Soy candles and fragrance oils are very sensitive to temperature fluctuations during the actual pouring of the candle. Adding to this, curing times for soy candles are significantly longer than with traditional paraffin wax candles (who needs tradition?). When we heat our wax to a minimum of 185 degrees fahrenheit the milky white soy chips turn into a beautiful golden liquid. If our fragrance oils have a flash point (we'll talk about flash point in another post) above 185 degrees we will mix in the oils at that temperature, let it cool down to 135 or so, and then pour the oil/wax mixture into our jars. If the flash point for the fragrance oil is somewhere under 185 we wait until the wax has cooled enough to integrate the oils. This helps eliminate some of the common problems 'home-based-candle-makers' come across when pouring their own candles.

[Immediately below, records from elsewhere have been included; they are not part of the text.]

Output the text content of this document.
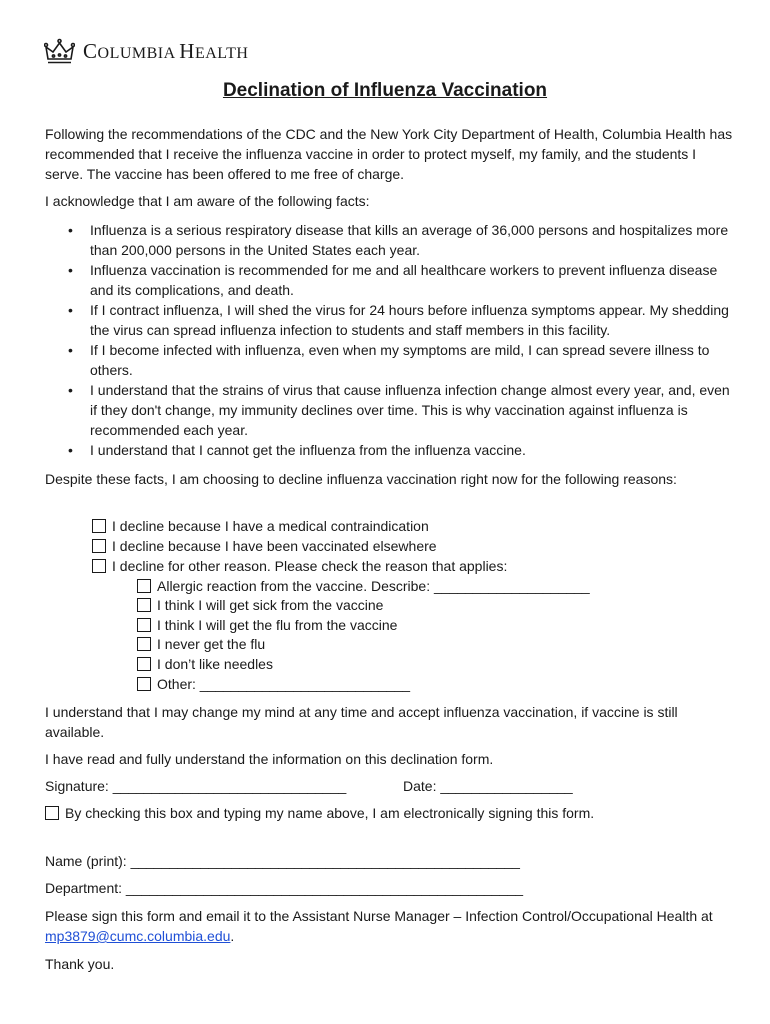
COLUMBIA HEALTH
Declination of Influenza Vaccination
Following the recommendations of the CDC and the New York City Department of Health, Columbia Health has recommended that I receive the influenza vaccine in order to protect myself, my family, and the students I serve. The vaccine has been offered to me free of charge.
I acknowledge that I am aware of the following facts:
• Influenza is a serious respiratory disease that kills an average of 36,000 persons and hospitalizes more than 200,000 persons in the United States each year.
• Influenza vaccination is recommended for me and all healthcare workers to prevent influenza disease and its complications, and death.
• If I contract influenza, I will shed the virus for 24 hours before influenza symptoms appear. My shedding the virus can spread influenza infection to students and staff members in this facility.
• If I become infected with influenza, even when my symptoms are mild, I can spread severe illness to others.
• I understand that the strains of virus that cause influenza infection change almost every year, and, even if they don't change, my immunity declines over time. This is why vaccination against influenza is recommended each year.
• I understand that I cannot get the influenza from the influenza vaccine.
Despite these facts, I am choosing to decline influenza vaccination right now for the following reasons:
I decline because I have a medical contraindication
I decline because I have been vaccinated elsewhere
I decline for other reason. Please check the reason that applies:
Allergic reaction from the vaccine. Describe: ____________________
I think I will get sick from the vaccine
I think I will get the flu from the vaccine
I never get the flu
I don’t like needles
Other: ___________________________
I understand that I may change my mind at any time and accept influenza vaccination, if vaccine is still available.
I have read and fully understand the information on this declination form.
Signature: ______________________________	Date: _________________
By checking this box and typing my name above, I am electronically signing this form.
Name (print): __________________________________________________
Department: ___________________________________________________
Please sign this form and email it to the Assistant Nurse Manager – Infection Control/Occupational Health at mp3879@cumc.columbia.edu.
Thank you.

We pour all of our candles one at a time and batch scents together to create uniformity among the batches. It doesn't exactly matter what vessel we're pouring into as long as it's safe to reach optimal burning temperatures. Our wood wicks burn evenly across the entire candle creating a pool that burns for approximately twice as long as a similarly sized paraffin candle. We don't use a paraffin blend to cheat our way to a cold scent throw. The cold throw is determined by the percentage of fragrance used in relation to the amount of wax melted. Some companies go out of their way to use double the scent or even paraffin blends to help the scent integrate with the wax. Soy wax doesn't always cooperate with fragrance oils, therefore finding the correct percentage of oil maximizes the cold scent throw and guarantees that our candles stand up with the big name competitors without having to resort to laziness.
All of our cold scent throws are in direct result of hours testing the way the oil mixes with the wax. When you purchase your first wax & wick 100% soy candle you'll notice a clean-burning difference immediately. Say no to paraffin and yes to soy.